Börsen-Zeitung: Markt versus Grundgesetz, Kommentar zum
Bundesverfassungsgericht von Stephan Lorz
Frankfurt (ots) - Demokratie braucht den Diskurs, muss Mehrheiten
organisieren und prüfen, ob die in Jahrhunderten erarbeiteten
Verfassungsgrundsätze dabei auch nicht verletzt werden. Finanzmärkte
dagegen reagieren sekundenschnell, verhalten sich bisweilen
erratisch, lassen sich oft schon von Gerüchten leiten, handeln allein
auf Basis von Angebot und Nachfrage und scheren sich dabei nicht um
die Folgen ihres Handelns. Zwei Welten, die in der Euro-Krise
aufeinanderprallen. Hier die Fehlkonstruktion der Währungsunion, die
jetzt unter Inkaufnahme weiteren Souveränitätsverzichts der
Nationalstaaten repariert und stabilisiert werden soll. Dort die
Ungeduld der Marktteilnehmer (und Geldgeber), die sich mit
Ankündigungen nicht zufriedengeben, jede Verzögerung unbarmherzig
sanktionieren mit der Gefahr, dass daran das ganze Euro-Projekt zu
scheitern droht.
In Deutschland muss jetzt das Bundesverfassungsgericht
entscheiden, ob die aktuelle Euro-Rettungspolitik fortgeführt werden
kann oder aus verfassungsrechtlichen Bedenken gestoppt werden muss.

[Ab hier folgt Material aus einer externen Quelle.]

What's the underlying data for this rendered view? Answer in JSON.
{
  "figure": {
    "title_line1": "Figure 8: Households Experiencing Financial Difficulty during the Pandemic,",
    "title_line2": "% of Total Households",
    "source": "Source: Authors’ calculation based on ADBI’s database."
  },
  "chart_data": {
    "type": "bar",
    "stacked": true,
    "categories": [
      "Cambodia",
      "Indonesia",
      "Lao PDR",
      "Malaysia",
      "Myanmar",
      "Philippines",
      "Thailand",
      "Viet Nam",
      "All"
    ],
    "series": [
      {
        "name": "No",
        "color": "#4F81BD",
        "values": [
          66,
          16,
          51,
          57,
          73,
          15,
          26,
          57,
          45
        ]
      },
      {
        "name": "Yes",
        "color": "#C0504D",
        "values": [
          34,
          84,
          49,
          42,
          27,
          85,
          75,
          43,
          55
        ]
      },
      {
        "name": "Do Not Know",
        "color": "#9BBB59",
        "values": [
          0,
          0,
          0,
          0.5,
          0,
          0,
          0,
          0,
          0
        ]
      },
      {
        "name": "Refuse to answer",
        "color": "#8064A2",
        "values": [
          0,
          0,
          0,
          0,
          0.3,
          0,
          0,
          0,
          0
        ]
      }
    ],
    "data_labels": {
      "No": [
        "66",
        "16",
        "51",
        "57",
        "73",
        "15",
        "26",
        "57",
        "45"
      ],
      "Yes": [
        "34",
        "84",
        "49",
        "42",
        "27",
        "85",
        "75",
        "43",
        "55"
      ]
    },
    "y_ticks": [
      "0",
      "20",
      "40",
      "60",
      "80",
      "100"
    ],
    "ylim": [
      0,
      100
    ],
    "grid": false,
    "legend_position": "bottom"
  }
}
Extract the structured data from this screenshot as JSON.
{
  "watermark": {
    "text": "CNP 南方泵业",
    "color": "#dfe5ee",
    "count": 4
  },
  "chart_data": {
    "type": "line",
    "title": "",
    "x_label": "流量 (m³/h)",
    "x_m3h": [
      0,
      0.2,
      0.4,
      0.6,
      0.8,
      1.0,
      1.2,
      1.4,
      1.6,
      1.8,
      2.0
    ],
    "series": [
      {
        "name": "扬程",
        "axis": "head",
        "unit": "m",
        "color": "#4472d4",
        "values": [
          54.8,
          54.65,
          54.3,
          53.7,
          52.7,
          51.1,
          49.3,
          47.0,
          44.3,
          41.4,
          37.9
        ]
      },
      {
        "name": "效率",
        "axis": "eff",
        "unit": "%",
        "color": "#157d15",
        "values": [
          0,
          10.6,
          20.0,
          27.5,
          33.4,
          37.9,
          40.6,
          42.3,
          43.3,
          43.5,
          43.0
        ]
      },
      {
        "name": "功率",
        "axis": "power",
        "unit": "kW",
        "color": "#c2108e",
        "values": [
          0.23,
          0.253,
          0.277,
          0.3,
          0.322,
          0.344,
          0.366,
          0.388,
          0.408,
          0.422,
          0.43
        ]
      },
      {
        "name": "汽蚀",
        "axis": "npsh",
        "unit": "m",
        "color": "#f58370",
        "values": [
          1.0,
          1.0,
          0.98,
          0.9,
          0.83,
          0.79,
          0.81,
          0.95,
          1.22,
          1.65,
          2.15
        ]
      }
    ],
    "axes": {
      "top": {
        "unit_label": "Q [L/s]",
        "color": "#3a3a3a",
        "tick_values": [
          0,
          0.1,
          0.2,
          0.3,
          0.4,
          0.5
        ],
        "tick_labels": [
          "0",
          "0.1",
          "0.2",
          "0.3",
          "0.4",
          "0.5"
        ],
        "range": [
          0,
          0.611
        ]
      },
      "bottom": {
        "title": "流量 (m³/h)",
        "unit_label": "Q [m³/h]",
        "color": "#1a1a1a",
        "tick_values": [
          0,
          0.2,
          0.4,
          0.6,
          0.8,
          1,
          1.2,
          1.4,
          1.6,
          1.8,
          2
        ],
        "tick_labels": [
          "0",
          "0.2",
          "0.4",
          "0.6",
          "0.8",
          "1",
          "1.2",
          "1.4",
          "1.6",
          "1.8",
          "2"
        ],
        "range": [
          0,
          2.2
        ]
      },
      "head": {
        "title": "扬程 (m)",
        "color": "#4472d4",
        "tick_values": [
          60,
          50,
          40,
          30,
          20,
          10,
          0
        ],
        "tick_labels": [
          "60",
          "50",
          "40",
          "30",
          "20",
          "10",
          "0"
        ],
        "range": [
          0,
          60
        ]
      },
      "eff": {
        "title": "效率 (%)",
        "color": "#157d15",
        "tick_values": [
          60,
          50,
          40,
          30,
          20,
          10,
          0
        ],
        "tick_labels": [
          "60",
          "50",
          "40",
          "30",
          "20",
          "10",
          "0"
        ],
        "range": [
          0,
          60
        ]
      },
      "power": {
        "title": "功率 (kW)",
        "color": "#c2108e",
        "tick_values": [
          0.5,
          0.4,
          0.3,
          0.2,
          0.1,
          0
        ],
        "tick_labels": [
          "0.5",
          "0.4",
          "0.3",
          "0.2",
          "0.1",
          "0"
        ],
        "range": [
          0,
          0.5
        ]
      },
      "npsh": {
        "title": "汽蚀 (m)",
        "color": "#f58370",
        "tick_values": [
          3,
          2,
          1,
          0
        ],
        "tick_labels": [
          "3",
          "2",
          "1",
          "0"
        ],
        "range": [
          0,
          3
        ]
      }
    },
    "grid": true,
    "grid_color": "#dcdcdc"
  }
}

Es geht darum, in einer Zeit krisenhafter Veränderungen die
demokratischen Kernbestandteile des Grundgesetzes zu wahren und
darauf zu achten, dass die Parlamentsrechte nicht verletzt werden.
Demgegenüber scheint Bundesfinanzminister Wolfgang Schäuble der
Meinung zu sein, dass die Richter bei ihrer Entscheidung angesichts
der Finanzmarktfolgen nicht so genau hinschauen und die Gesetze
durchwinken sollten. Schon im Falle einer Verzögerung drohten
Marktverwerfungen, die das ganze Euro-Projekt zerstören könnten,
warnte er eindringlich.
Aber sind die demokratischen Verfassungsrechte nicht höher zu
bewerten als etwaige Spreadausweitungen? Ist es denn überhaupt
dienlich für Europa, wenn ESM und Fiskalpakt im Eilverfahren
durchgehen, die Bevölkerung dann aber dagegen aufbegehrt, weil sie
sich ihrer Rechte beraubt sieht und der Folgen erst später bewusst
wird? Weitere Integrationsschritte wären dann unmöglich, was auch auf
den Märkten nicht gut ankäme.
Letztlich kommt es ja nicht auf ein paar Wochen an. Und deshalb
ist es weise, wenn die Richter nun andeuten, sich angesichts der
internationalen Tragweite ihrer Entscheidung länger Zeit nehmen zu
wollen. Dann könnten sie auch verfassungsrechtliche Leitplanken
formulieren für das weitere Zusammenwachsen Europas. Das würde den
Märkten die Unsicherheit über einen möglichen deutschen Sonderweg
nehmen und könnte sie sogar nachhaltig beruhigen.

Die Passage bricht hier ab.